Chile Verde in the Crock Pot

Instructions:

  1. Season the pork with salt and black pepper.
  2. Heat oil in a skillet over medium-high heat and lightly brown the pork on all sides. This step is optional but adds extra flavor.
  3. Transfer the pork to the crock pot.
  4. In a pot, boil the tomatillos, poblano chiles, jalapeños, onion, and garlic for 8–10 minutes until softened.
  5. Transfer the boiled vegetables to a blender. Add cilantro, cumin, and a small amount of the cooking liquid. Blend until smooth.
  6. Pour the green chile sauce over the pork in the crock pot.
  7. Add chicken broth, bay leaf, and potatoes if using.

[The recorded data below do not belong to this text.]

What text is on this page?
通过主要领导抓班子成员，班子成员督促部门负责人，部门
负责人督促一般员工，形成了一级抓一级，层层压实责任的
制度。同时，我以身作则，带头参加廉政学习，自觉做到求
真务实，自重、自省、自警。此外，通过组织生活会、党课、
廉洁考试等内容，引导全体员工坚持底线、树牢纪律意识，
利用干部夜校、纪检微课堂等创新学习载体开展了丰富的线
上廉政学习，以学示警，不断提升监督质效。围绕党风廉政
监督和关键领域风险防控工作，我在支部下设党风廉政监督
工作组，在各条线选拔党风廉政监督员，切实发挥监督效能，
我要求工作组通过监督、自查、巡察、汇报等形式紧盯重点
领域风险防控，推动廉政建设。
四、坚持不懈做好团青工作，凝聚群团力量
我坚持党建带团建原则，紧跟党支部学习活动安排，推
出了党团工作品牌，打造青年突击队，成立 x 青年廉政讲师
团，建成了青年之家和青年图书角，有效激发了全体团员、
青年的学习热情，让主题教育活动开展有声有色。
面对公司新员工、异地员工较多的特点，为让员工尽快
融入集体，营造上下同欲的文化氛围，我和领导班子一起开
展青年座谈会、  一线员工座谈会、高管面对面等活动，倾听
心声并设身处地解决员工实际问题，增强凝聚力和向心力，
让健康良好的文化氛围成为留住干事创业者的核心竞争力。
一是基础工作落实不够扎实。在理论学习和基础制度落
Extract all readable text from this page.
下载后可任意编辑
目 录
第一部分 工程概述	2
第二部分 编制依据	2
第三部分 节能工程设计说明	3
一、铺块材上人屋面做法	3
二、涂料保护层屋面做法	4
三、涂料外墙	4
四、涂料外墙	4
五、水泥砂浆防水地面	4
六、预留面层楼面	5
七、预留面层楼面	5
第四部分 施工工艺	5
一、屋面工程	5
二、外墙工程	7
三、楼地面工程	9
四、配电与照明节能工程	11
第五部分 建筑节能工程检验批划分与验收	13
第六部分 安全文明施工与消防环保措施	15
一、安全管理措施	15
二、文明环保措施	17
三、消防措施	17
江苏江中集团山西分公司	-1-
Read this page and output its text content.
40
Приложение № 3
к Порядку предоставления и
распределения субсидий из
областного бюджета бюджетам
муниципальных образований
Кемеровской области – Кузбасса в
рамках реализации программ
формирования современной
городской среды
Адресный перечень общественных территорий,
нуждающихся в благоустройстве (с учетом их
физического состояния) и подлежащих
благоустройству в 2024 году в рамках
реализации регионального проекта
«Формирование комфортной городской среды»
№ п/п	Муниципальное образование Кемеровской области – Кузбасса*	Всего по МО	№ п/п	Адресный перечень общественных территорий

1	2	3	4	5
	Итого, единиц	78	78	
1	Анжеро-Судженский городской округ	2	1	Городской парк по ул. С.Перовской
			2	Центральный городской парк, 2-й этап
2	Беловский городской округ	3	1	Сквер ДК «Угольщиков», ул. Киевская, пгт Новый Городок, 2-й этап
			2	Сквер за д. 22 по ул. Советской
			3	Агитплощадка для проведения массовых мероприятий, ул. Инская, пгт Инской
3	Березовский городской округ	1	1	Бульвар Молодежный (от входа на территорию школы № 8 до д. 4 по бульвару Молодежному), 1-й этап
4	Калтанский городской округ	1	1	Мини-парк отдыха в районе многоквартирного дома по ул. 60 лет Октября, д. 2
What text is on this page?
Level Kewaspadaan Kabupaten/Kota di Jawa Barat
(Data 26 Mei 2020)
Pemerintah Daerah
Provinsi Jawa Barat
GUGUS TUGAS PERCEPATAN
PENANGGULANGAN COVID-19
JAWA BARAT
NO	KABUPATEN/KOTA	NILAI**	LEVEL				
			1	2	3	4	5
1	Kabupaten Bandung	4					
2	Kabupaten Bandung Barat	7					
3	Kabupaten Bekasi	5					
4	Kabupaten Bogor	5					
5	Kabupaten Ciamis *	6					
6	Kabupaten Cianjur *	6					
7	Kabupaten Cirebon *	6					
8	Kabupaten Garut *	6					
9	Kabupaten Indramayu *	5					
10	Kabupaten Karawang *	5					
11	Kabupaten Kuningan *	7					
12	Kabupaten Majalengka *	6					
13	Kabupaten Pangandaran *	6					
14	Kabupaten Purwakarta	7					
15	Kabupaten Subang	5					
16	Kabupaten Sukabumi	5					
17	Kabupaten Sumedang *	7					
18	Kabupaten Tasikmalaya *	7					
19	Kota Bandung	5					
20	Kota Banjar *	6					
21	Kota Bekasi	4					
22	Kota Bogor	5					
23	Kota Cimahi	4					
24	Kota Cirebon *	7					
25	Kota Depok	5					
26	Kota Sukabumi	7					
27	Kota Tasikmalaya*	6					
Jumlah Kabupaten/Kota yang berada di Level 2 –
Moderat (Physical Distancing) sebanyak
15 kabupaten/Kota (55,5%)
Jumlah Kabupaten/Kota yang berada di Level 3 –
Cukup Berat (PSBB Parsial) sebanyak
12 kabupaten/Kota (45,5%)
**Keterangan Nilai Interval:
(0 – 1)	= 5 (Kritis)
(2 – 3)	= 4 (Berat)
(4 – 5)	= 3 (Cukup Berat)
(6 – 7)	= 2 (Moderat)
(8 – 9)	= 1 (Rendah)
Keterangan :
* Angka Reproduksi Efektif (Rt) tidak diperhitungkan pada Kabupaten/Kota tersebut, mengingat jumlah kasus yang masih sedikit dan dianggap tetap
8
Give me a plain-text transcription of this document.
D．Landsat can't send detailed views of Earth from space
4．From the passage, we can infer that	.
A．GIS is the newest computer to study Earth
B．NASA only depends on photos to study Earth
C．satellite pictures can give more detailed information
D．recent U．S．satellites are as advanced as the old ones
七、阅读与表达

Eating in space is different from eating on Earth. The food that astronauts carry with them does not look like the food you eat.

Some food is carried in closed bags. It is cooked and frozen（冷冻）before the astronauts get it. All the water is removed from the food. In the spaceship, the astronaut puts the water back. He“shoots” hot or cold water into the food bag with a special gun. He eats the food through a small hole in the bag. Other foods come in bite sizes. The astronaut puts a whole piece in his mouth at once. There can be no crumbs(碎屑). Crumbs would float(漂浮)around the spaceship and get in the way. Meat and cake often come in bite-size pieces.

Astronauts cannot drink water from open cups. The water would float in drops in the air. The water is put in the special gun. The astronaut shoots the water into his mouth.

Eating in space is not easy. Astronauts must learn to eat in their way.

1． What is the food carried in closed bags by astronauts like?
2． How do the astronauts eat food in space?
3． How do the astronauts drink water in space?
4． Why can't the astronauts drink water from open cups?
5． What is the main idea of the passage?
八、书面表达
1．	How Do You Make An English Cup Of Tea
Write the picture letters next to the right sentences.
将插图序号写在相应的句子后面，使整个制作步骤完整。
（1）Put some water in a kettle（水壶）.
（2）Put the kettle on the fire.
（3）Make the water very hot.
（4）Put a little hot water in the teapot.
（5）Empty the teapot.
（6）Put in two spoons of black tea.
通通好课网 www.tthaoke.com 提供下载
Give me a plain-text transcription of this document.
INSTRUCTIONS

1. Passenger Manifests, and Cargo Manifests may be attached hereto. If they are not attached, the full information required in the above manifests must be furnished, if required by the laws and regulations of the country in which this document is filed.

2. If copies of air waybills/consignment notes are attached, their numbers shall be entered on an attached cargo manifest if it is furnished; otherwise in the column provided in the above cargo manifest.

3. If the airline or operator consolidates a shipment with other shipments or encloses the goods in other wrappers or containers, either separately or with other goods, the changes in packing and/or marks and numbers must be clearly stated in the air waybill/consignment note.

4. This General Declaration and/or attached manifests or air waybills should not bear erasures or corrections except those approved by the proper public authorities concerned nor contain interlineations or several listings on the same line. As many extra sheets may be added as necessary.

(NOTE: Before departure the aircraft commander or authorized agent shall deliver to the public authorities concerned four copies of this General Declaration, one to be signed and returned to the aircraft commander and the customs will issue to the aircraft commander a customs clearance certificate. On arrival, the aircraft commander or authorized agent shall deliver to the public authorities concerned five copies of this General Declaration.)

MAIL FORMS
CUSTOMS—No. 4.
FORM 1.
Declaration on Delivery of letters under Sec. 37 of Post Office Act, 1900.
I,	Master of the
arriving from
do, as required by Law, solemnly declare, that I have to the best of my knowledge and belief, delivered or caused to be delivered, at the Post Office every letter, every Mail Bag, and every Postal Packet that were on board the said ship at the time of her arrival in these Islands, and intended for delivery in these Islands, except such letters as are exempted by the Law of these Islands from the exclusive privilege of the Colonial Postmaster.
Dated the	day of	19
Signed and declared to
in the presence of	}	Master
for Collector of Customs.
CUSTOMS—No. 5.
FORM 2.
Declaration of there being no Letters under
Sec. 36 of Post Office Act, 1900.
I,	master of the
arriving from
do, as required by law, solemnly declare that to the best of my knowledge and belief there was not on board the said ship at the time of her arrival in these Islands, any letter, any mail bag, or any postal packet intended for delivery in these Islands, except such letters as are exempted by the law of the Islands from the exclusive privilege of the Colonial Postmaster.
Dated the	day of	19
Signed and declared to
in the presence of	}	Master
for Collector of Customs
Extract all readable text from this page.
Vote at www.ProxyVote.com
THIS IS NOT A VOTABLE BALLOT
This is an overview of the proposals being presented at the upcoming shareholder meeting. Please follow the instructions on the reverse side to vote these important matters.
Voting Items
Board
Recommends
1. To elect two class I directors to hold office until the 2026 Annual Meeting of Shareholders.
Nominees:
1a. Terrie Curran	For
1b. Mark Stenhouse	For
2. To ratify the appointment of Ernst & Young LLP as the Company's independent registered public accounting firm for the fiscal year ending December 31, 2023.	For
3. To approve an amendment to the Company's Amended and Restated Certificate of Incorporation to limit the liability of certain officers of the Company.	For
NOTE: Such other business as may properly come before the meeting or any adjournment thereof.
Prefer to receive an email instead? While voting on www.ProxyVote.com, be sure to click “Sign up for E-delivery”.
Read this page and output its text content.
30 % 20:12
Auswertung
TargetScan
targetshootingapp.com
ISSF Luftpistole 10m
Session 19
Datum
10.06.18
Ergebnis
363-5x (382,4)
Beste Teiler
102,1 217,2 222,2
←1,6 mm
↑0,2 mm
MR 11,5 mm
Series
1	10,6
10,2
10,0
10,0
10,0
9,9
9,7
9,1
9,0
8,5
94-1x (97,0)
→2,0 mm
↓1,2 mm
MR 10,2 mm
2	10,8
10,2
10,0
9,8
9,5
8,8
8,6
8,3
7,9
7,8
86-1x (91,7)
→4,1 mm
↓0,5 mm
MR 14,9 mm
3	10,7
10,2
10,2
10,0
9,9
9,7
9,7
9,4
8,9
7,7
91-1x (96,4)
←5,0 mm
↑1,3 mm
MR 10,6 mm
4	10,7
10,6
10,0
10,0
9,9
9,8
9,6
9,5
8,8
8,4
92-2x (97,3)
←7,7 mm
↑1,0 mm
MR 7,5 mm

Stir gently to combine.
  8. Cover and cook on LOW for 7–8 hours or HIGH for 4–5 hours, until the pork is very tender.
  9. Taste and adjust seasoning as needed. Remove the bay leaf before serving.

Variations

  • Use pork loin for a leaner version, though it will be less rich.
  • Add diced potatoes or hominy for a heartier stew.
  • Blend in a roasted serrano chile for extra heat.
  • Finish with a squeeze of lime juice for added brightness.

Tips

  • Browning the pork adds depth but can be skipped if short on time.
  • Keep the lid closed during cooking to maintain steady heat.
  • Adjust the thickness with extra broth if needed.
  • Chile verde tastes even better the next day as the flavors deepen.